Never is a long time. The common people are tiring of what capitalism has wrought and the ongoing drive to force people to do more for less and discard those who are sufficiently useful. Our appetite to revolt may well be fueled by this push. A greater danger is the tendency for successful revolutions to turn into serial dictatorships, each overthrowing the previous one until everyone is dead tired of war. France took around a century to sort itself out from monarchy, and today is still capitalist.

On the other hand, the climate crisis might drive us to extinction, and if it doesn't, is estimated (by the few who dare to estimate it) to reduce the population to below 500 million. If we end up migrant tribes again, we might be able to tackle the trends towards feudalism early.

And the climate crisis is not the only great filter we're being confronted with.
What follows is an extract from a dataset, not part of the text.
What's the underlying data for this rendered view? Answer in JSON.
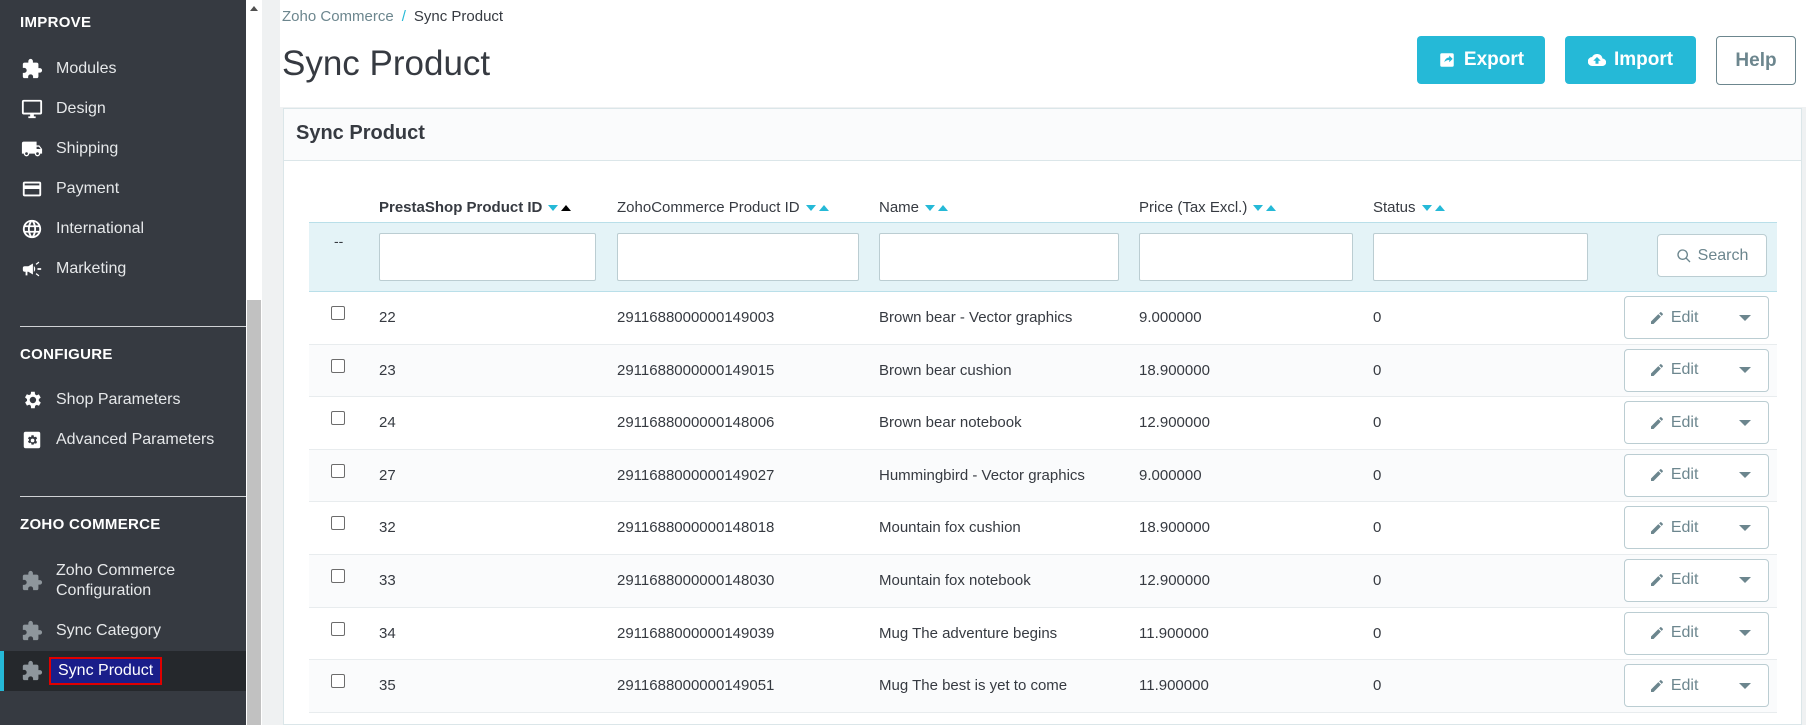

Personally, I don't hope anymore so much as look soberly at where we are now and try to guess at where we'll go. And for now the best we can do in the US is hope we can obstruct and delay the steady march towards autocratic fascism until the desperados running the Republican party can't keep it together anymore.

I know that's not inspiring, but if someone is saying something to inspire us, they're taking us for marks.

Very well said. It’s such a shame to know that there is something better out there, what it looks like isn’t exactly clear, but there is a better way. The workers truly need to unite, for the benefit of us all.

I agree! We just need to kill capitalism for that to happen.

All of this can be yours for the low, low price of $19.99/month.

I’m especially cynical when it comes to the “cure all human diseases” part.

You want to manage a disease. Make it tolerable and survivable. That way, you’ve got a patient customer for life, and you can milk them for decades.

Edit: I’m talking from the point of view of an asshole capitalist, folks.